Giant Steps – Along Came Betty (Anthony Braxton)

 Si parlava due giorni fa, il pretesto ne era Archie Shepp, di saxofonisti «di avanguardia» ovvero reduci da una qualche avanguardia e dei diversi livelli di competenza con cui essi praticano l’improvvisazione jazzistica idiomatica, cioè su sequenze armoniche tonali e/o su strutture tematiche.

 In quel post paragonavo Shepp ad Anthony Braxton, un paragone svantaggioso per Braxton, a voler intendere come un vantaggio assoluto la disinvoltura in quel genere di invenzione estemporanea.

 Qui Braxton, nel 1979, affronta due classici del jazz moderno: uno, Giant Steps, è addirittura la pietra di paragone dell’improvvisatore su accordi. Si potrebbe pensare che, suonandoli in solitudine, Braxton abbia (non si dica per malizia) aggirato molti possibili ostacoli.

 Dico la mia: sono un ammiratore fervido del Braxton di quegli anni, che a suo tempo ebbi occasione di ascoltare in persona molte volte, e a me queste due esecuzioni piacciono; poco mi cale che Braxton, qui, non navighi fra gli accordi con la sicurezza da incrociatore di un George Coleman o di un Johnny Griffin – ma con sicurezza tuttavia, a modo suo. Diverso è il discorso per i molti dischi in cui Braxton ha voluto suonare standard associandosi a sezioni ritmiche «tradizionali»; lì anch’io cedo quasi sempre alla perplessità.

 Giant Steps (Coltrane), da «Alto Saxophone Improvisations 1979», Arista A2L 8602. Anthony Braxton, sax alto. Registrato il 21 giugno 1979.

 Along Came Betty (Golson), id.

mercoledì 24 marzo 2021

I Can’t Get Started – Exactly Like You (Ruby Braff)

 Ecco del jazz mainstream, colto proprio negli anni in cui questo concetto, fluido per natura, andava almeno vagamente precisandosi, e condotto qui in un alveo espressivo inconfondibilmente armstronghiano dalla tromba di Ruby Braff, titolare delle sedute.

 Del quale ho già detto in passato. Oggi voglio che tu noti una cosa, cioè le date di nascita dei compagni di Braff in questi due pezzi.
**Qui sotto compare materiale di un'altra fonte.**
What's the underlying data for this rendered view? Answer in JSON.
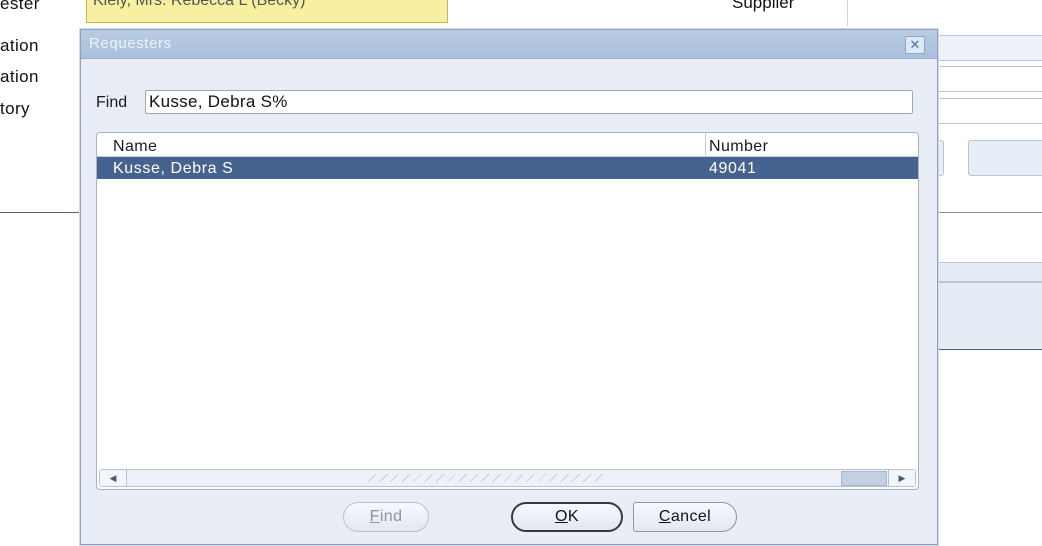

Braff era del 1927; gli altri, tutti nati dal 1900 (Walter Page) al 1916 (Johnny Guarnieri), appartenevano per legittimazione generazionale al jazz classico, e si erano formati e affermati nella Swing era.

 Ruby Braff  era invece coetaneo di Miles e di Coltrane, anzi, di un anno più giovane di loro, ma aveva scelto di esprimersi nell’idioma di Louis Armstrong. Voglio farti una domanda e sarebbe cortesia da parte tua rispondere con sincerità, visto che non mi sembra di aver preteso mai nulla da te: nel fare così, Ruby Braff ha rinunciato all’espressione personale? Ha compiuto (come direbbe qualcuno) un atto esteticamente «reazionario»? Si è frapposto tra il progresso e il jazz? 

(NB Ascolta Bud Freeman in Exactly Like You e, se ti va, confrontalo con il Freeman di sedici anni prima, in duo con Jess Stacy. Troverai in lui un’indole opposta a quella di Ruby Braff: un musicista che desiderava, nei limiti del ragionevole, stare al passo con i tempi. Freeman, nato nel 1906, andò addirittura a prendere lezione da Lennie Tristano, nel 1947).

 I Can’t Get Started (Gershwin-Duke), da «The Complete Ruby Braff Betlehem Recordings», Solar 4569909. Ruby Braff, tromba; Johnny Guarnieri, piano; Walter Page, contrabbasso; Bobby Donaldson, batteria. Registrato nell’ottobre 1954.

 Exactly Like You (Fields-McHugh), ib. Braff; Bud Freeman, sax tenore; Kenny Kersey, piano; Al Hall, contrabbasso; George Wettling, batteria. Registrato nel luglio 1955.